The first known values (namely for 0°, 30°, 36°, 60° and 90°) were derived from geometric figures. From those, all multiples of three degrees can be found through the trigonometric identities:

\begin{align} \sin(\alpha+\beta) &= \sin(\alpha)\cos(\beta) + \cos(\alpha)\sin(\beta)),\\ 1 &= \cos^2(\alpha) + \sin^2(\alpha). \end{align}

Those were known by the Greeks as early as 190 AD. So exact values for sin(3), sin(9), … all the way up to sin(360) by multiples of three were found early in the history of trigonometry. However, these multiples leave gaps. Knowing the sine of 1° would be of critical importance, as one could then reconstruct, by simple iteration, all other sine values by the use of equation 1.
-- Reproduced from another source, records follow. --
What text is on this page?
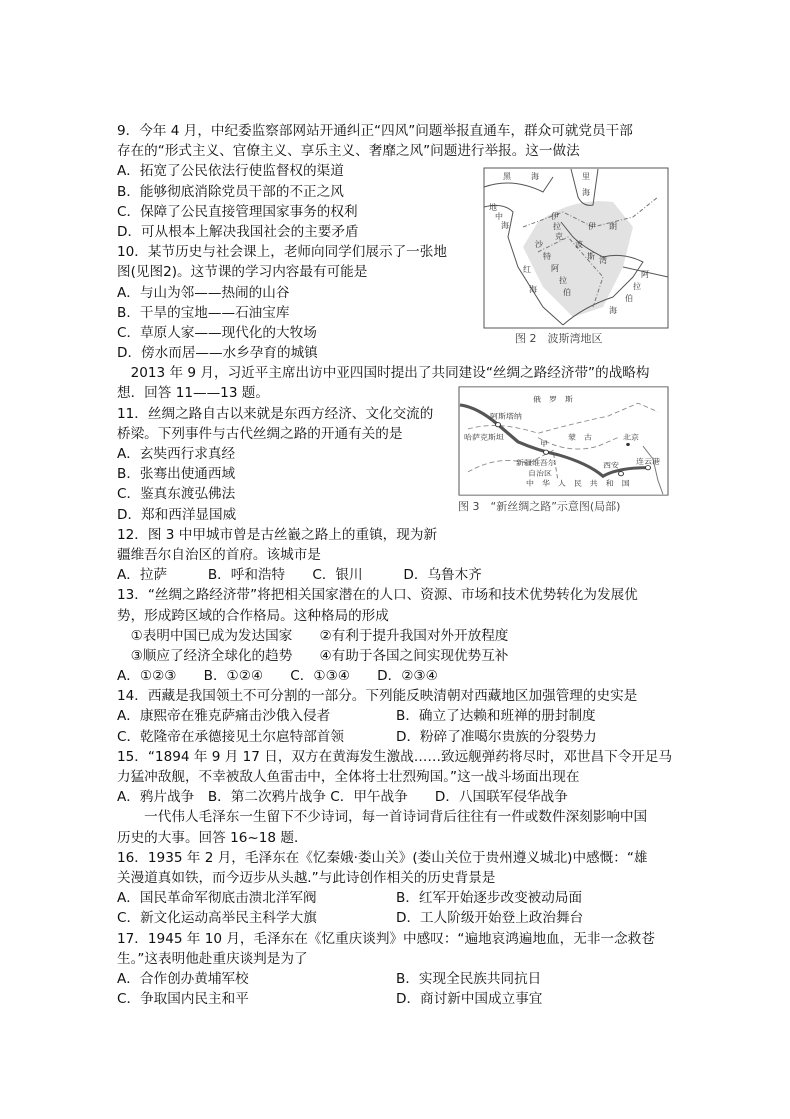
9．今年 4 月，中纪委监察部网站开通纠正“四风”问题举报直通车，群众可就党员干部
存在的“形式主义、官僚主义、享乐主义、奢靡之风”问题进行举报。这一做法
A．拓宽了公民依法行使监督权的渠道
B．能够彻底消除党员干部的不正之风
C．保障了公民直接管理国家事务的权利
D．可从根本上解决我国社会的主要矛盾
10．某节历史与社会课上，老师向同学们展示了一张地
图(见图2)。这节课的学习内容最有可能是
A．与山为邻——热闹的山谷
B．干旱的宝地——石油宝库
C．草原人家——现代化的大牧场
D．傍水而居——水乡孕育的城镇
　2013 年 9 月，习近平主席出访中亚四国时提出了共同建设“丝绸之路经济带”的战略构
想．回答 11——13 题。
11．丝绸之路自古以来就是东西方经济、文化交流的
桥梁。下列事件与古代丝绸之路的开通有关的是
A．玄奘西行求真经
B．张骞出使通西域
C．鉴真东渡弘佛法
D．郑和西洋显国威
12．图 3 中甲城市曾是古丝巀之路上的重镇，现为新
疆维吾尔自治区的首府。该城市是
A．拉萨　　　B．呼和浩特　　C．银川　　　D．乌鲁木齐
13．“丝绸之路经济带”将把相关国家潜在的人口、资源、市场和技术优势转化为发展优
势，形成跨区域的合作格局。这种格局的形成
　①表明中国已成为发达国家　　②有利于提升我国对外开放程度
　③顺应了经济全球化的趋势　　④有助于各国之间实现优势互补
A．①②③　　B．①②④　　C．①③④　　D．②③④
14．西藏是我国领土不可分割的一部分。下列能反映清朝对西藏地区加强管理的史实是
A．康熙帝在雅克萨痛击沙俄入侵者	B．确立了达赖和班禅的册封制度
C．乾隆帝在承德接见土尔扈特部首领	D．粉碎了准噶尔贵族的分裂势力
15．“1894 年 9 月 17 日，双方在黄海发生激战……致远舰弹药将尽时，邓世昌下令开足马
力猛冲敌舰，不幸被敌人鱼雷击中，全体将士壮烈殉国。”这一战斗场面出现在
A．鸦片战争　B．第二次鸦片战争 C．甲午战争　　D．八国联军侵华战争
　　一代伟人毛泽东一生留下不少诗词，每一首诗词背后往往有一件或数件深刻影响中国
历史的大事。回答 16~18 题．
16．1935 年 2 月，毛泽东在《忆秦娥·娄山关》(娄山关位于贵州遵义城北)中感慨：“雄
关漫道真如铁，而今迈步从头越.”与此诗创作相关的历史背景是
A．国民革命军彻底击溃北洋军阀	B．红军开始逐步改变被动局面
C．新文化运动高举民主科学大旗	D．工人阶级开始登上政治舞台
17．1945 年 10 月，毛泽东在《忆重庆谈判》中感叹：“遍地哀鸿遍地血，无非一念救苍
生。”这表明他赴重庆谈判是为了
A．合作创办黄埔军校	B．实现全民族共同抗日
C．争取国内民主和平	D．商讨新中国成立事宜
黑	海	里
海
地
中
海
伊
拉
克
伊 朗
沙
特
阿
拉
伯
红
海
波
斯 湾
阿
拉
伯
海
图 2　波斯湾地区
俄　罗　斯
阿斯塔纳
哈萨克斯坦	蒙　古
甲
北京
新疆维吾尔
自治区
西安
连云港
中　华　人　民　共　和　国
图 3　“新丝绸之路”示意图(局部)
Amazingly, such value cannot be found without solving a cubic equation. This means that practical navigation could not rely on a complete *exact* sine table before the the 16th century! The solution to the cubic was only discovered then. For more than a thousand years, navigators worked with approximations of a sine table!

The exact solution for sine of 1° comes from the generalisation of equation 1 to three angles:

\begin{align*} \sin(\alpha + \beta + \delta) = \sin(\alpha)[\cos(\beta)\cos(\delta)+\sin(\beta)\sin(\delta)]+\dots \\ \dots + \cos(\alpha)[\sin(\beta)\cos(\delta)+\sin(\delta)\cos(\beta)] \end{align*}

Plugging 1° for every angle gives, with a bit of reorganization:

\sin(3) - 3\sin(1)+2\sin^3(1)=0

The sine of 3° is a known value (roughly 0.052), which means this equation is a (depressed) cubic. Prior to knowing the solution, various approximation techniques were used, such as the squeeze technique or what would be called today Newton’s method. If one is willing to accept that the power of three term is fairly small, then \sin(3)/3 – basic interpolation – is also a good approximation.

I doubt any reader will use this information anytime soon, but you may sleep a little bit wiser. It may also comfort you in knowing that for a few centuries, sailors did navigate without knowing trigonometric values.